Traders are increasingly checking on-chain data to “predict” both the short-term and long-term price trend of Bitcoin (BTC) using such platforms as CryptoQuant, Glassnode and WhaleAlert.
Particularly, data points such as Bitcoin exchange inflows and outflows and stablecoin inflows are actively used by traders to anticipate where BTC may go next.
— Whale Alert (@whale_alert) March 14, 2021
However, this type of data should be taken with a grain of salt, as large holders also realize that this data is being increasingly used by many individuals in their trading strategies. Hence, high-net-worth individuals or whales can manipulate this data to tilt the market to their advantage — but how?
Bitcoin on-chain data can be used for “psyops”
When large amounts of Bitcoin are deposited into an exchange, it typically signals that a whale or a high-net-worth investor is planning to sell BTC, at least in theory.
Investors who hold a lot of Bitcoin usually leave them in noncustodial, or self-hosted, wallets for privacy and security reasons.
Hence, when these holdings hit exchanges, it makes it seem like whales are about to put massive selling pressure on the market.
However, since whales know that investors can track deposits through such on-chain data tracking platforms, this opens the door to a fakeout situation.
In technical analysis, a “fakeout” is a term used to refer to a situation in which a trader enters a position anticipating a future transaction signal or price movement, but the signal or movement never develops, and the asset moves in the opposite direction.
For example, whales could deposit large amounts of BTC into various exchanges, making it seem like they are selling a lot of BTC, causing fear in the market to drive BTC down.

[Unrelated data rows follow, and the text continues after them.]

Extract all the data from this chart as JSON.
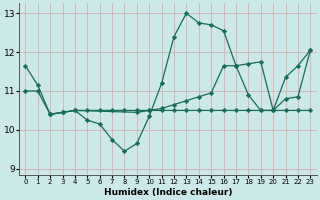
{
  "xlabel": "Humidex (Indice chaleur)",
  "background_color": "#cce8e8",
  "grid_color": "#d0b8b8",
  "line_color": "#1a6b5a",
  "xlim": [
    -0.5,
    23.5
  ],
  "ylim": [
    8.85,
    13.25
  ],
  "yticks": [
    9,
    10,
    11,
    12,
    13
  ],
  "xticks": [
    0,
    1,
    2,
    3,
    4,
    5,
    6,
    7,
    8,
    9,
    10,
    11,
    12,
    13,
    14,
    15,
    16,
    17,
    18,
    19,
    20,
    21,
    22,
    23
  ],
  "line1_x": [
    0,
    1,
    2,
    3,
    4,
    5,
    6,
    7,
    8,
    9,
    10,
    11,
    12,
    13,
    14,
    15,
    16,
    17,
    18,
    19,
    20,
    21,
    22,
    23
  ],
  "line1_y": [
    11.65,
    11.15,
    10.4,
    10.45,
    10.5,
    10.25,
    10.15,
    9.75,
    9.45,
    9.65,
    10.35,
    11.2,
    12.4,
    13.0,
    12.75,
    12.7,
    12.55,
    11.65,
    10.9,
    10.5,
    10.5,
    11.35,
    11.65,
    12.05
  ],
  "line2_x": [
    2,
    3,
    4,
    5,
    6,
    7,
    8,
    9,
    10,
    11,
    12,
    13,
    14,
    15,
    16,
    17,
    18,
    19,
    20,
    21,
    22,
    23
  ],
  "line2_y": [
    10.4,
    10.45,
    10.5,
    10.5,
    10.5,
    10.5,
    10.5,
    10.5,
    10.5,
    10.5,
    10.5,
    10.5,
    10.5,
    10.5,
    10.5,
    10.5,
    10.5,
    10.5,
    10.5,
    10.5,
    10.5,
    10.5
  ],
  "line3_x": [
    0,
    1,
    2,
    3,
    4,
    9,
    10,
    11,
    12,
    13,
    14,
    15,
    16,
    17,
    18,
    19,
    20,
    21,
    22,
    23
  ],
  "line3_y": [
    11.0,
    11.0,
    10.4,
    10.45,
    10.5,
    10.45,
    10.5,
    10.55,
    10.65,
    10.75,
    10.85,
    10.95,
    11.65,
    11.65,
    11.7,
    11.75,
    10.5,
    10.8,
    10.85,
    12.05
  ]
}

In reality, whales might not be selling the BTC deposited into exchanges at all. Instead, they may use this fakeout situation to buy the asset at a lower price, for example.
Well-known pseudonymous trader Cantering Clark explained:
“Fair to say that on-chain data and shuffling of Bitcoin from wallets to exchanges and the other way around is an abused ploy now. Do you think a huge player is going to make it known in such an open way that they plan to sell? I guess everyone still falls for the quarter trick?”

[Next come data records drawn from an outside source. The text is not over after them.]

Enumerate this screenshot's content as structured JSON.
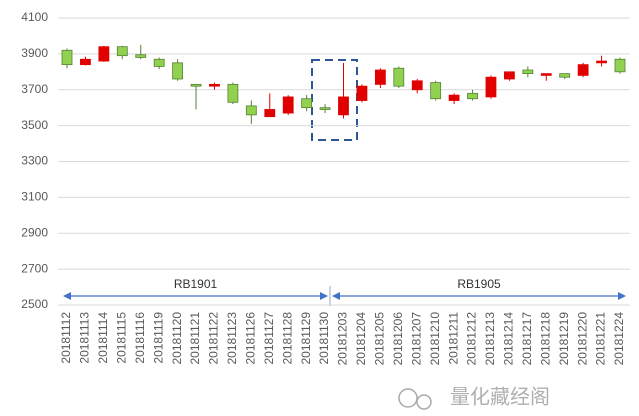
{
  "chart_data": {
    "type": "candlestick",
    "categories": [
      "20181112",
      "20181113",
      "20181114",
      "20181115",
      "20181116",
      "20181119",
      "20181120",
      "20181121",
      "20181122",
      "20181123",
      "20181126",
      "20181127",
      "20181128",
      "20181129",
      "20181130",
      "20181203",
      "20181204",
      "20181205",
      "20181206",
      "20181207",
      "20181210",
      "20181211",
      "20181212",
      "20181213",
      "20181214",
      "20181217",
      "20181218",
      "20181219",
      "20181220",
      "20181221",
      "20181224"
    ],
    "open": [
      3920,
      3840,
      3860,
      3940,
      3895,
      3870,
      3850,
      3730,
      3720,
      3730,
      3610,
      3550,
      3570,
      3650,
      3600,
      3560,
      3640,
      3730,
      3820,
      3700,
      3740,
      3640,
      3680,
      3660,
      3760,
      3810,
      3780,
      3790,
      3780,
      3850,
      3870
    ],
    "high": [
      3930,
      3885,
      3945,
      3945,
      3950,
      3880,
      3870,
      3730,
      3740,
      3740,
      3640,
      3680,
      3670,
      3670,
      3620,
      3850,
      3730,
      3820,
      3830,
      3760,
      3750,
      3680,
      3700,
      3780,
      3800,
      3830,
      3790,
      3790,
      3850,
      3890,
      3880
    ],
    "low": [
      3820,
      3835,
      3855,
      3870,
      3870,
      3815,
      3750,
      3590,
      3700,
      3620,
      3510,
      3550,
      3560,
      3580,
      3570,
      3540,
      3630,
      3710,
      3710,
      3680,
      3640,
      3620,
      3640,
      3650,
      3750,
      3770,
      3750,
      3760,
      3770,
      3830,
      3790
    ],
    "close": [
      3840,
      3870,
      3940,
      3890,
      3880,
      3830,
      3760,
      3720,
      3730,
      3630,
      3560,
      3590,
      3660,
      3600,
      3590,
      3660,
      3720,
      3810,
      3720,
      3750,
      3650,
      3670,
      3650,
      3770,
      3800,
      3790,
      3790,
      3770,
      3840,
      3860,
      3800
    ],
    "up_color": "#e00000",
    "down_color": "#92d050",
    "ylim": [
      2500,
      4100
    ],
    "yticks": [
      2500,
      2700,
      2900,
      3100,
      3300,
      3500,
      3700,
      3900,
      4100
    ],
    "grid": true,
    "annotations": [
      "RB1901",
      "RB1905"
    ],
    "watermark": "量化藏经阁"
  }
}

Ki Young Ju, CEO of CryptoQuant, raised a similar point regarding what he calls “psyops” — psychological operations — with on-chain data.
Ju noted that whales may deposit BTC to exchanges in order to shift market sentiment from greed to fear.
The negative market sentiment alone could be sufficient to drive the price down, which may also lead to cascading liquidations if the futures market is overcrowded. Ju said:
“Speculative guess, but whales might deposit a large amount of BTC into exchanges to make people scared as a lot of people follow whale alerts.”
For instance, Gemini reportedly saw large BTC deposits before Bitcoin dropped on March 15 to as low as $54,500.
At the time, Ju emphasized that while it could be sell orders, it also could be psyops to lead the market into thinking that selling pressure is coming. He explained:
“Maybe it’s one of the three: 1. Psyops 2. Gemini running a private brokerage service, executing sell orders to other exchanges. 3. Some brokerage service uses Gemini Custody, executing sell orders to other exchanges.”
According to Philip Swift, an analyst and co-founder of Decentrader:
“It can be dangerous for traders to put too much weight on the importance of transaction movements between wallets on the Bitcoin blockchain. As we have seen today, there is often confusion around who actually owns specific wallets.”
Swift further explained that “there is clearly an opportunity for ‘pysops’, where large players trick avid wallet watchers into thinking that funds are being moved ahead of being sold on the market.”
Regarding these wallet transfers, Swift said:
“That is not the intention, the intention is simply to trick people into thinking the Bitcoin are about to be sold. It is important to remember that large players have many other ways to buy or sell $BTC such as OTC, unwinding futures positions, etc. They don’t have to always move their funds on-chain before buying or selling.”
Pretty accurate, but no silver bullet
Nevertheless, Bitcoin deposits into exchanges have historically been a fairly accurate predictor of the direction BTC will go.
For example, in the past three weeks alone, two major spikes in BTC exchange inflow marked the local top on Feb. 22 and March 15.
Therefore, many on-chain metrics, including BTC transfers to and from exchanges, have shown to be very useful in anticipating BTC price action.
But traders should also be aware that this information is open to everyone and thus cannot be considered the silver bullet of metrics. As its popularity rises, it can be gamed by whales, the media, and other influential entities. This can ultimately mislead traders and shift sentiment to give a false picture of market conditions, particularly in the short term.
The views and opinions expressed here are solely those of the author and do not necessarily reflect the views of Cointelegraph. Every investment and trading move involves risk. You should conduct your own research when making a decision.